O corregedor-geral da Justiça Eleitoral, ministro Antônio Carlos Ferreira, autorizou o processamento de uma ação que apura o financiamento público do desfile da Acadêmicos de Niterói no Grupo Especial do Carnaval do Rio, cujo enredo homenageou o presidente Luiz Inácio Lula da Silva.
A ação foi movida pelo Partido Novo e aponta abuso de poder econômico e uso indevido dos meios de comunicação durante o evento, transmitido ao vivo em rede nacional e plataformas digitais.

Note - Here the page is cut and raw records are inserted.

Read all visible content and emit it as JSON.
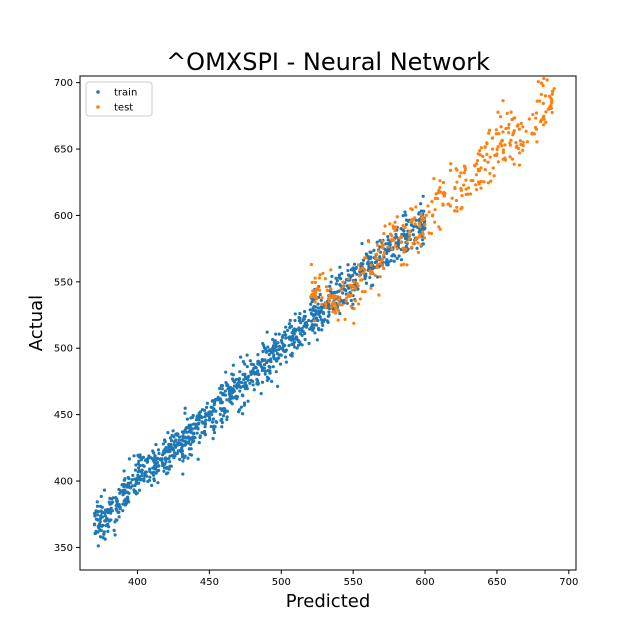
{
  "chart_data": {
    "type": "scatter",
    "title": "^OMXSPI - Neural Network",
    "xlabel": "Predicted",
    "ylabel": "Actual",
    "xlim": [
      360,
      705
    ],
    "ylim": [
      333,
      705
    ],
    "xticks": [
      400,
      450,
      500,
      550,
      600,
      650,
      700
    ],
    "yticks": [
      350,
      400,
      450,
      500,
      550,
      600,
      650,
      700
    ],
    "grid": false,
    "legend_position": "top-left",
    "series": [
      {
        "name": "train",
        "color": "#1f77b4",
        "anchors": [
          [
            370,
            368
          ],
          [
            380,
            375
          ],
          [
            390,
            388
          ],
          [
            400,
            402
          ],
          [
            410,
            410
          ],
          [
            420,
            420
          ],
          [
            430,
            430
          ],
          [
            440,
            440
          ],
          [
            450,
            450
          ],
          [
            460,
            460
          ],
          [
            470,
            470
          ],
          [
            480,
            480
          ],
          [
            490,
            490
          ],
          [
            500,
            500
          ],
          [
            510,
            510
          ],
          [
            520,
            520
          ],
          [
            530,
            530
          ],
          [
            540,
            540
          ],
          [
            550,
            550
          ],
          [
            560,
            560
          ],
          [
            570,
            570
          ],
          [
            580,
            580
          ],
          [
            590,
            588
          ],
          [
            600,
            598
          ]
        ],
        "count": 1200,
        "spread": 8
      },
      {
        "name": "test",
        "color": "#ff7f0e",
        "anchors": [
          [
            520,
            545
          ],
          [
            530,
            540
          ],
          [
            540,
            535
          ],
          [
            550,
            545
          ],
          [
            560,
            560
          ],
          [
            570,
            570
          ],
          [
            580,
            580
          ],
          [
            590,
            590
          ],
          [
            600,
            595
          ],
          [
            610,
            612
          ],
          [
            620,
            618
          ],
          [
            630,
            625
          ],
          [
            640,
            640
          ],
          [
            650,
            655
          ],
          [
            660,
            660
          ],
          [
            670,
            660
          ],
          [
            680,
            680
          ],
          [
            690,
            688
          ]
        ],
        "count": 400,
        "spread": 10
      }
    ]
  }
}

O partido anexou instrumentos de repasse, comprovantes de pagamento e documentos de tribunais de contas, e Lula e o vice, Geraldo Alckmin, têm cinco dias para apresentar defesa, conforme informação divulgada pelo Partido Novo e pela decisão do corregedor-geral da Justiça Eleitoral.
O que a ação aponta
A peça inicial do Novo sustenta que o desfile exaltou a trajetória pessoal e política de Lula e foi custeado com R$ 9,65 milhões em recursos públicos, repassados por quatro entes, o que, segundo o partido, configura financiamento público do desfile em ano eleitoral.
Segundo a ação, os repasses ocorreram depois que a escola anunciou, em julho de 2025, que homenagearia o então pré-candidato à reeleição, e, por isso, a promoção teria caráter eleitoral antecipado.
Quanto e quem repassou
O Novo detalha que a Acadêmicos de Niterói recebeu R$ 4 milhões via Lei Municipal de Niterói nº 4.063, sancionada em 24 de outubro de 2025, que teria mudado o método de repasse e dispensado chamamento público.

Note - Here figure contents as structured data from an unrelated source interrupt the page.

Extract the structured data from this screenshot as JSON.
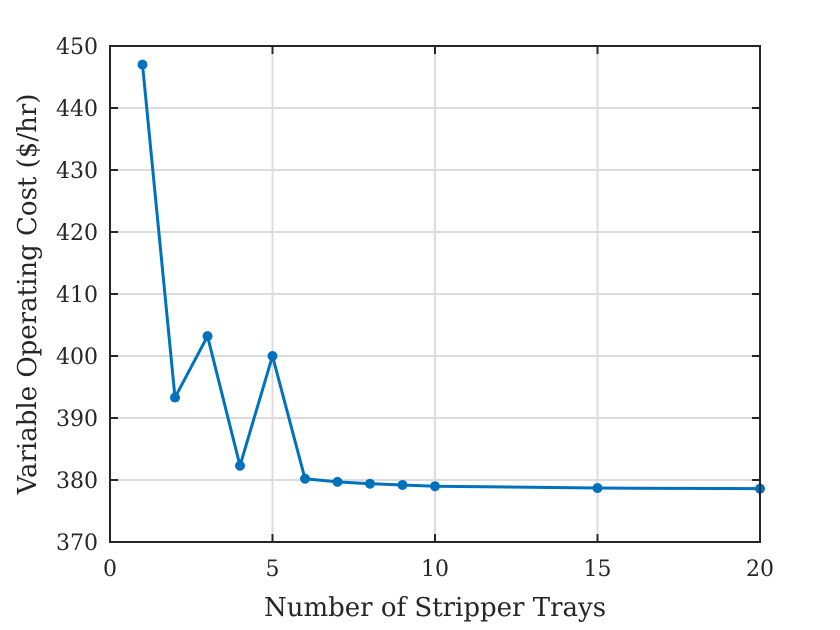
{
  "chart_data": {
    "type": "line",
    "title": "",
    "xlabel": "Number of Stripper Trays",
    "ylabel": "Variable Operating Cost ($/hr)",
    "xlim": [
      0,
      20
    ],
    "ylim": [
      370,
      450
    ],
    "xticks": [
      "0",
      "5",
      "10",
      "15",
      "20"
    ],
    "yticks": [
      "370",
      "380",
      "390",
      "400",
      "410",
      "420",
      "430",
      "440",
      "450"
    ],
    "grid": true,
    "legend": "none",
    "series": [
      {
        "color": "#0072bd",
        "marker": "circle",
        "x": [
          1,
          2,
          3,
          4,
          5,
          6,
          7,
          8,
          9,
          10,
          15,
          20
        ],
        "y": [
          447.0,
          393.3,
          403.2,
          382.3,
          400.0,
          380.2,
          379.7,
          379.4,
          379.2,
          379.0,
          378.7,
          378.6
        ]
      }
    ]
  }
}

O processo lista ainda R$ 2,15 milhões do Município do Rio por contratação direta, R$ 2,5 milhões do Governo do Estado via contrato com a Liesa, e R$ 1 milhão da Embratur, montando o total de R$ 9,65 milhões apontado na ação.
Argumentos jurídicos apresentados
O Partido Novo argumenta que o desfile funcionou como propaganda eleitoral antecipada, sem os mecanismos que regulam a propaganda, como distribuição de tempo entre candidatos, identificação do responsável pela mensagem ou contabilização de gastos.
Na decisão que aceitou o processamento, o ministro afirmou que os fatos narrados pelo Novo “podem caracterizar, em tese”, os ilícitos de abuso de poder econômico e uso indevido dos meios de comunicação, permitindo seguir com a instrução probatória.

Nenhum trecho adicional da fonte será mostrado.